Random thoughts on air conditioning

Kay and I once lived in a shack on Onion Creek which had neither air conditioning in the summer nor much in the way of heat during the winter, nor insulation at any time of year, and the roof leaked. It was not a comfortable existence. While we lived there we would commonly sweat through the sheets during the sweltering summer nights. On the other hand, we often wore coats inside during winter days while sitting close to the only space heater.

Despite the harsh terms of creekside existence, it turned out to be a happy time for us. The view was beautiful and life there took on a certain vividness it had seemed to lack during our previous preoccupations with things less real than weather and the threat of rising water.

But the sojourn on the creek was intended as a financial recovery move—the shack came to us more or less free, and given that we were renting out our house in town and had almost no expenses living by the creek, we were soon out of debt, and a time arrived when we left the shack for good. We bought a house nearby.

Several years after that, in September 2001, Kay got sick with leukemia, and died 8 ½ months later. During her illness we moved temporarily back into town to a small place offered us by a friend. It was convenient to the hospital. It wasn’t much bigger than the shack on the creek, but had some amenities. It had window air conditioners.

Kay died in May, 2002 just as it was getting really hot in Austin.

The night she died, after I got home from the hospital, I turned off the air conditioners. I didn’t turn them on again the rest of the summer. I opened the windows and bought a couple of small electric fans. There was also a ceiling fan. The ceiling fan had 2 noises, one like a dog panting and making its tags jingle, and the other like the metabolically extravagant frantic knockknock heartbeat of a small high-temperature mammal. Complicated fan rhythms orbited around one another in extended planetary cycles all night. I grew familiar with them.

I wanted to feel like I was in a real world. The heat and the epicycles of fan sounds reminded me I wasn’t dreaming, and seemed to connect me again to life as we shared it on the creek.

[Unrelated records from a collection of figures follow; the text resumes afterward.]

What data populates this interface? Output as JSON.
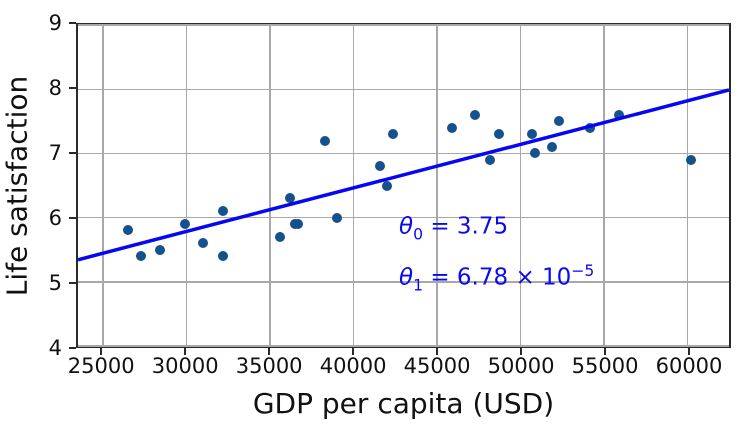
{
  "chart_data": {
    "type": "scatter",
    "title": "",
    "xlabel": "GDP per capita (USD)",
    "ylabel": "Life satisfaction",
    "xlim": [
      23500,
      62500
    ],
    "ylim": [
      4,
      9
    ],
    "x_ticks": [
      25000,
      30000,
      35000,
      40000,
      45000,
      50000,
      55000,
      60000
    ],
    "y_ticks": [
      4,
      5,
      6,
      7,
      8,
      9
    ],
    "grid": true,
    "legend": "none",
    "points": [
      [
        26500,
        5.8
      ],
      [
        27300,
        5.4
      ],
      [
        28400,
        5.5
      ],
      [
        29900,
        5.9
      ],
      [
        31000,
        5.6
      ],
      [
        32200,
        5.4
      ],
      [
        32200,
        6.1
      ],
      [
        35600,
        5.7
      ],
      [
        36200,
        6.3
      ],
      [
        36500,
        5.9
      ],
      [
        36700,
        5.9
      ],
      [
        38300,
        7.2
      ],
      [
        39000,
        6.0
      ],
      [
        41600,
        6.8
      ],
      [
        42000,
        6.5
      ],
      [
        42400,
        7.3
      ],
      [
        45900,
        7.4
      ],
      [
        47300,
        7.6
      ],
      [
        48200,
        6.9
      ],
      [
        48700,
        7.3
      ],
      [
        50700,
        7.3
      ],
      [
        50900,
        7.0
      ],
      [
        51900,
        7.1
      ],
      [
        52300,
        7.5
      ],
      [
        54200,
        7.4
      ],
      [
        55900,
        7.6
      ],
      [
        60200,
        6.9
      ]
    ],
    "regression_line": {
      "theta0": 3.75,
      "theta1": 6.78e-05
    },
    "colors": {
      "point": "#15518c",
      "line": "#0606f2",
      "grid": "#a8a8a8",
      "spine": "#2a2a2a",
      "tick": "#2a2a2a",
      "text": "#111111",
      "annotation": "#0a0af0"
    }
  },
  "annotation": {
    "lines": [
      {
        "sym": "θ",
        "sub": "0",
        "rest": " = 3.75",
        "sup": ""
      },
      {
        "sym": "θ",
        "sub": "1",
        "rest": " = 6.78 × 10",
        "sup": "−5"
      }
    ]
  }
}
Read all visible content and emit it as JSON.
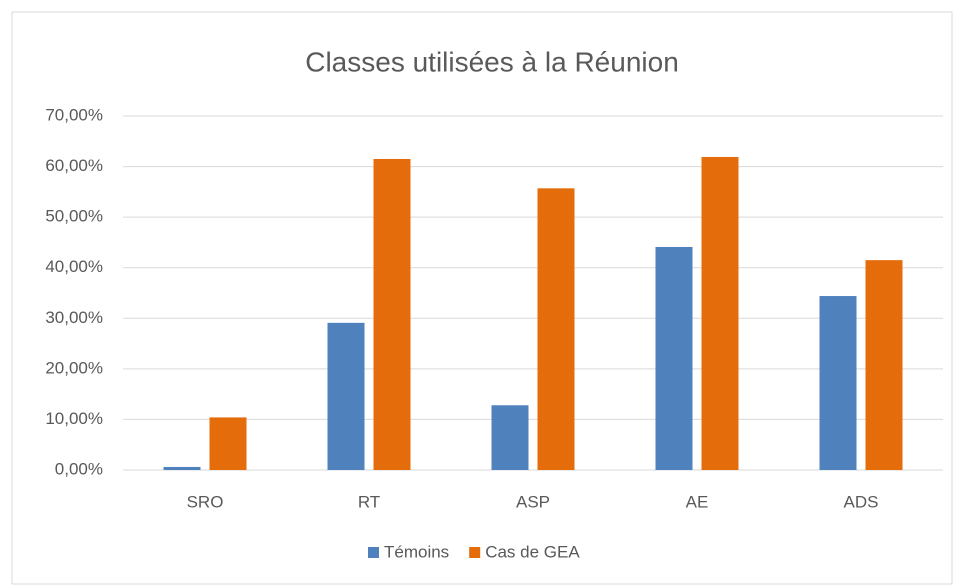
{
  "chart_data": {
    "type": "bar",
    "title": "Classes utilisées à la Réunion",
    "categories": [
      "SRO",
      "RT",
      "ASP",
      "AE",
      "ADS"
    ],
    "series": [
      {
        "name": "Témoins",
        "color": "#4f81bd",
        "values": [
          0.6,
          29.1,
          12.8,
          44.1,
          34.4
        ]
      },
      {
        "name": "Cas de GEA",
        "color": "#e46c0a",
        "values": [
          10.4,
          61.5,
          55.7,
          61.9,
          41.5
        ]
      }
    ],
    "ylim": [
      0,
      70
    ],
    "yticks": [
      {
        "value": 0,
        "label": "0,00%"
      },
      {
        "value": 10,
        "label": "10,00%"
      },
      {
        "value": 20,
        "label": "20,00%"
      },
      {
        "value": 30,
        "label": "30,00%"
      },
      {
        "value": 40,
        "label": "40,00%"
      },
      {
        "value": 50,
        "label": "50,00%"
      },
      {
        "value": 60,
        "label": "60,00%"
      },
      {
        "value": 70,
        "label": "70,00%"
      }
    ],
    "grid": true,
    "legend": "bottom"
  }
}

During the summer after she died I thought there would be a point where absence goes from a sense of “she’s missing” to a final sense of “she’s gone”. It’s the point where I imagined she would become a memory instead of a presence. But now, four years later, I find that what has happened is that I pass back and forth over that boundary daily. The four years seem to prove that forever and yesterday and now can unpredictably occupy the same moments.

Last night when watching a Woody Allen movie that I wasn’t particularly engaged with, I realized, without expecting to, that it was the fourth anniversary of the last movie Kay and I ever watched together, another movie I didn't pay much attention to. I can’t even remember the title now, or much about it. Seems like I should. Kay was very ill. We just held hands. Four days later she was dead.

In the fall after Kay's death my daughter and I moved back to the house we had been living in before Kay's illness. It’s quite a pleasant house to live in, though this comes at a price. A contemporary house has some things in common with a sensory deprivation tank. You can't hear what's going on outside, and the temperature is the same all year long. That’s fine during the day, say when I am washing clothes or sweeping the floor or sitting in front of a computer screen, but sometimes during the night I get up and sleep till morning in the hammock on the back porch, where it’s hot and I can hear the noises of the night.